In other words, Indigenous Christians weren’t fitting themselves into a Euro-Canadian version of Christianity, any more than 7th-century Anglo-Saxon and Celtic Christians in Great Britain made themselves Roman when a missionary arrived from the pope. They were all meeting Jesus in their own cultural context.
Being both Indigenous and Christian was seldom easy then, just as it’s seldom easy now, in large part because the grand narratives make Indigenous Christianity appear anomalous.
KAHKEWĀQUONĀBY PICTURED IN SCOTLAND ON AUG. 4, 1845
Take, for example, the bicultural Christian leader Kahkewāquonāby, known as Peter Jones, perhaps the most famous of early Indigenous Christian preachers and evangelists. He worked among his own Mississauga people in southern Ontario until his death in the 1850s, but faced the problem that his Christianity wasn’t Indigenous enough for many First Nations critics and not British enough for Euro-Canadian leaders.
Or take Edward Ahenakew (1885–1961), a Cree Anglican priest in Saskatchewan, who had to watch his step with his white bishop. He was silenced in the 1930s when he wrote against Indian residential schools, and had to hide his amazing projects for collecting traditional Cree stories, which were published only after his death.

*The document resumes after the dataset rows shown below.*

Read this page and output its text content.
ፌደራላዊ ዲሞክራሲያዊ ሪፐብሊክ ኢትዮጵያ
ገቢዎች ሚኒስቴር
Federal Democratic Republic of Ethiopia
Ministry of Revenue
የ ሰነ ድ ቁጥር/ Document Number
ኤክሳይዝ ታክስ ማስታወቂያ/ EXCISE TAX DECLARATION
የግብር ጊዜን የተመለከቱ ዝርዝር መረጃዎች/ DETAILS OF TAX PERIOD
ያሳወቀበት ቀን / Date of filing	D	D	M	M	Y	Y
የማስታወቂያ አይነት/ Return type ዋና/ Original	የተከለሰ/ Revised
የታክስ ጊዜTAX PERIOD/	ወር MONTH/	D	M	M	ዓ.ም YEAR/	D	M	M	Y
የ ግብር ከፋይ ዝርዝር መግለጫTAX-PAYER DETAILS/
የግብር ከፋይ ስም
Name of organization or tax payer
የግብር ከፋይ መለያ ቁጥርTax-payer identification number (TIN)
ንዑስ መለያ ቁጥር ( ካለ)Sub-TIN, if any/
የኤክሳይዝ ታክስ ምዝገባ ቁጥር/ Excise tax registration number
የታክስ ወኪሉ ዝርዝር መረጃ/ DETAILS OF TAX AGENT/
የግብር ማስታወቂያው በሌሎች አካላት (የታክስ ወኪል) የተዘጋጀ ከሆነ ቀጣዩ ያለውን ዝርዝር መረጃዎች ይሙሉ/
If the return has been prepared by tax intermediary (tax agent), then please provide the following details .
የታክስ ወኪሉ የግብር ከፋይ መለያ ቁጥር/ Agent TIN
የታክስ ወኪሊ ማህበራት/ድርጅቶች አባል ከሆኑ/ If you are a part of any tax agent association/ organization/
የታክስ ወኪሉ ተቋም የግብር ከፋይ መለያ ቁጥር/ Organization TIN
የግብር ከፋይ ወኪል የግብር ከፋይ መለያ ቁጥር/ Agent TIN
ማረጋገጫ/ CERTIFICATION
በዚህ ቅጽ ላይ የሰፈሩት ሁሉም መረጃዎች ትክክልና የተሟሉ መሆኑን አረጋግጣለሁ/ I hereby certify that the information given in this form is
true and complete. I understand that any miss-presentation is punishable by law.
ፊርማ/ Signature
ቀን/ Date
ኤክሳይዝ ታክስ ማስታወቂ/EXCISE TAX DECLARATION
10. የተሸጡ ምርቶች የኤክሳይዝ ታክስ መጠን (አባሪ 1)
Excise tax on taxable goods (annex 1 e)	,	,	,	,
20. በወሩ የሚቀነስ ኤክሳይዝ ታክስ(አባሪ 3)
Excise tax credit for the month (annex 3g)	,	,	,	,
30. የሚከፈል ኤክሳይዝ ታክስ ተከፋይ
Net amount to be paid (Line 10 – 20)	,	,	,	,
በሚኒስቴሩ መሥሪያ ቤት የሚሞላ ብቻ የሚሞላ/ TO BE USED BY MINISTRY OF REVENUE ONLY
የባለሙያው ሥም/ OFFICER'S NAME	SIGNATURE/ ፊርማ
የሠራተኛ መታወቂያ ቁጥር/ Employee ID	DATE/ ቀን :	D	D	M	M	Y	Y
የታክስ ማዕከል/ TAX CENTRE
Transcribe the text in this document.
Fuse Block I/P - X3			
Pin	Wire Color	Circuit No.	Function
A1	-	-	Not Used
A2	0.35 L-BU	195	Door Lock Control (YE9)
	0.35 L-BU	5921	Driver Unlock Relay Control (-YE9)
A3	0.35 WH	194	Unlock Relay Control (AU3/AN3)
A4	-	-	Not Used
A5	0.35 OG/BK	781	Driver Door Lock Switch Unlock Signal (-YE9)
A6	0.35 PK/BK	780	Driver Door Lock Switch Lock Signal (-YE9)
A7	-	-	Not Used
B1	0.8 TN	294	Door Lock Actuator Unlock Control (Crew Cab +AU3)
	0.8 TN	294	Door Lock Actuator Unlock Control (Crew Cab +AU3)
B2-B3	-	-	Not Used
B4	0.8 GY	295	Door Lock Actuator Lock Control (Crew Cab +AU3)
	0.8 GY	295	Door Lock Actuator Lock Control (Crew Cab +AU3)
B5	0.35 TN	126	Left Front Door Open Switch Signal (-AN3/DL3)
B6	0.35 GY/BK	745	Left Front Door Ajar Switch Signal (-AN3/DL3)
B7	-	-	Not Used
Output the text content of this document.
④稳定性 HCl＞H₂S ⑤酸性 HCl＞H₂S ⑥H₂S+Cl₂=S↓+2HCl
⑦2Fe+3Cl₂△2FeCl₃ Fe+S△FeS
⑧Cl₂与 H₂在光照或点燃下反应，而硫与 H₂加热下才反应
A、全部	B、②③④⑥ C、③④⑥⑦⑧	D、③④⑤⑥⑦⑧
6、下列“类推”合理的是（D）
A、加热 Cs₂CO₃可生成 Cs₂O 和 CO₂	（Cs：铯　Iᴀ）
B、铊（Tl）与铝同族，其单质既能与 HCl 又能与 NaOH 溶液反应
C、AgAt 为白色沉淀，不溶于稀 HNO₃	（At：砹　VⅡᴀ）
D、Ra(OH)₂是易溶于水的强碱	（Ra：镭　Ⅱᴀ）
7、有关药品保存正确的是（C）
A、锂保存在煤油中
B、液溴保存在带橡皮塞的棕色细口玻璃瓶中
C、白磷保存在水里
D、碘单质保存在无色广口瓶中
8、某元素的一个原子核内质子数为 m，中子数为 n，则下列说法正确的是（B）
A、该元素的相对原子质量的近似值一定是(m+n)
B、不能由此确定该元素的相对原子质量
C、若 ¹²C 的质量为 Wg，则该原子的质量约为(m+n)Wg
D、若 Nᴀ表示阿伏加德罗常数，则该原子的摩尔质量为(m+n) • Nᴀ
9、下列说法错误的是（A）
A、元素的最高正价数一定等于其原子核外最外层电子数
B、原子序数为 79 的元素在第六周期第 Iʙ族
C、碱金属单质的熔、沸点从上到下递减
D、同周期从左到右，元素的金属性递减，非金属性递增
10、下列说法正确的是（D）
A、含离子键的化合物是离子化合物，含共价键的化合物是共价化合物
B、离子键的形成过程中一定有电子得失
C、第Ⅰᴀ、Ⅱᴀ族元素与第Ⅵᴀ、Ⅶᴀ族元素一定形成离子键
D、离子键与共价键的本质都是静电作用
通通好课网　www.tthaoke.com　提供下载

The grand narratives also don’t leave room for the settler Christian allies who identified with Indigenous Peoples so strongly that they burned bridges to the white establishment.
Take Arthur O’Meara, an Anglican priest who was also a lawyer. After British Columbia denied the existence of all Indian land title in 1909, he dedicated his life to working with the Nisga’a on their land claims. By 1928 his marathon of publications, petitions, letters, meetings and advocacies had proven fruitless. He was vilified by the white elite because of what they characterized as fanaticism and alleged misunderstanding of Indigenous land title, and he died impoverished.
It was only in 1973 his vision was vindicated when the Nisga’a used his arguments to win a landmark ruling from the Supreme Court of Canada. The Calder case definitively established the legal existence of Indigenous land rights. (Frank Calder, who brought the case, was a Nisga’a Anglican who had studied for the priesthood at the University of British Columbia.)
In none of this am I suggesting settler colonialism wasn’t such a bad thing. It was a bad thing. The moral of the story, rather, is that it operated in a complicated way. The Holy Spirit blows where he will. The past is more surprising than the grand narratives want it to be.
Alan Hayes is professor of the history of Christianity at Wycliffe College, University of Toronto.